I Love You, Sis!

I Love You, Sis!
Bab 89 -- Here Is Mrs. Harrison



"It's all about skill. About the person herself. Bukan siapa orang tua dan dari mana dia berasal." Tristan memberi penekanan pada kalimat terakhir yang diucapkannya.


"Mr.Tristan dan Mrs.Crystalin, saya minta maaf. Saya hanya menawarkan bantuan, tidak bermaksud untuk menyinggung."


"It's okay, Tuan. Memang seringkali orang bertanya - tanya siapa saya dan seringkali mereka memandang sebelah mata. Tapi tentu saja itu bukan masalah. Saya memang yatim piatu, tak punya orang tua yang kaya raya atau pun berpangkat tinggi. Tapi suamiku pernah berkata padaku. You can't choose your parents, but you can choose your future. Itulah yang saya lakukan hingga hari ini." sahut Crystal tenang.

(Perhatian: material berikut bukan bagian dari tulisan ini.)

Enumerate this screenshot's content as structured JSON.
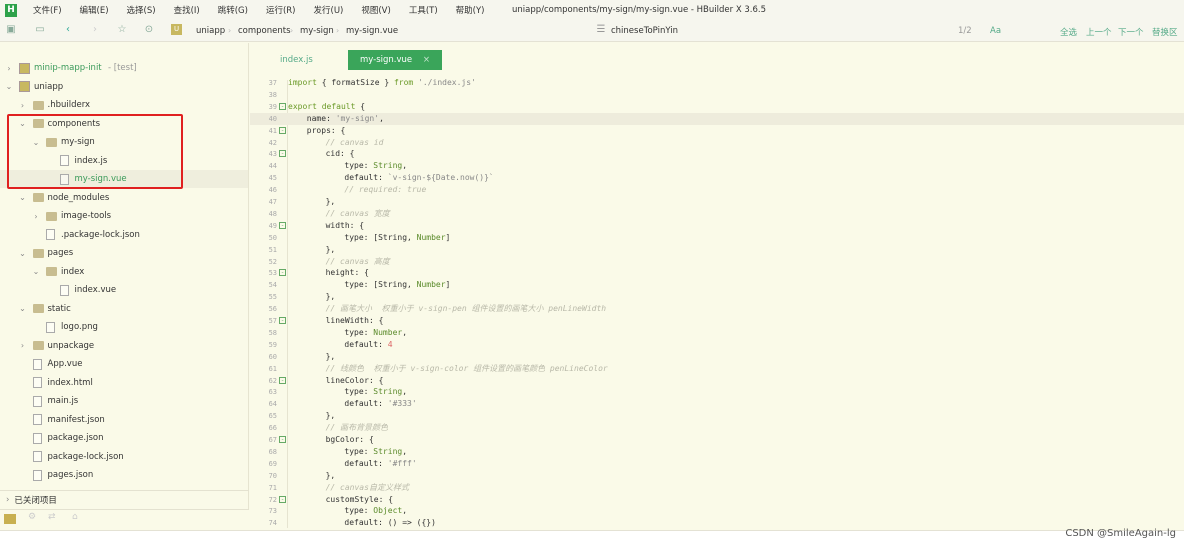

Astaga! Tuan Hendri dan Clarisa terkesiap mendengar jawaban Crystal yang begitu terus terang di tengah pertemuan seperti ini. Kenapa wanita ini sama sekali tak menutupi latar belakangnya? Ataukah secara tak langsung dia ingin mengadu pada Tristan?


Tuan Hendri dan Clarissa mendadak panik, mereka kuatir kalau Tristan marah dan memutuskan hubungan kerja sama mereka.


"Kami benar - benar minta maaf, Mrs. Harrison. Kami tak bermaksud mengorek latar belakang anda." Kata Tuan Hendri.


"Kalau tak bermaksud membuka aib orang lain, apa tujuan Clarissa bertanya seperti tadi?" Tristan bertanya dengan nada dingin, pertanda dia marah. Matanya begitu tajam menusuk, dan rahangnya mengeras.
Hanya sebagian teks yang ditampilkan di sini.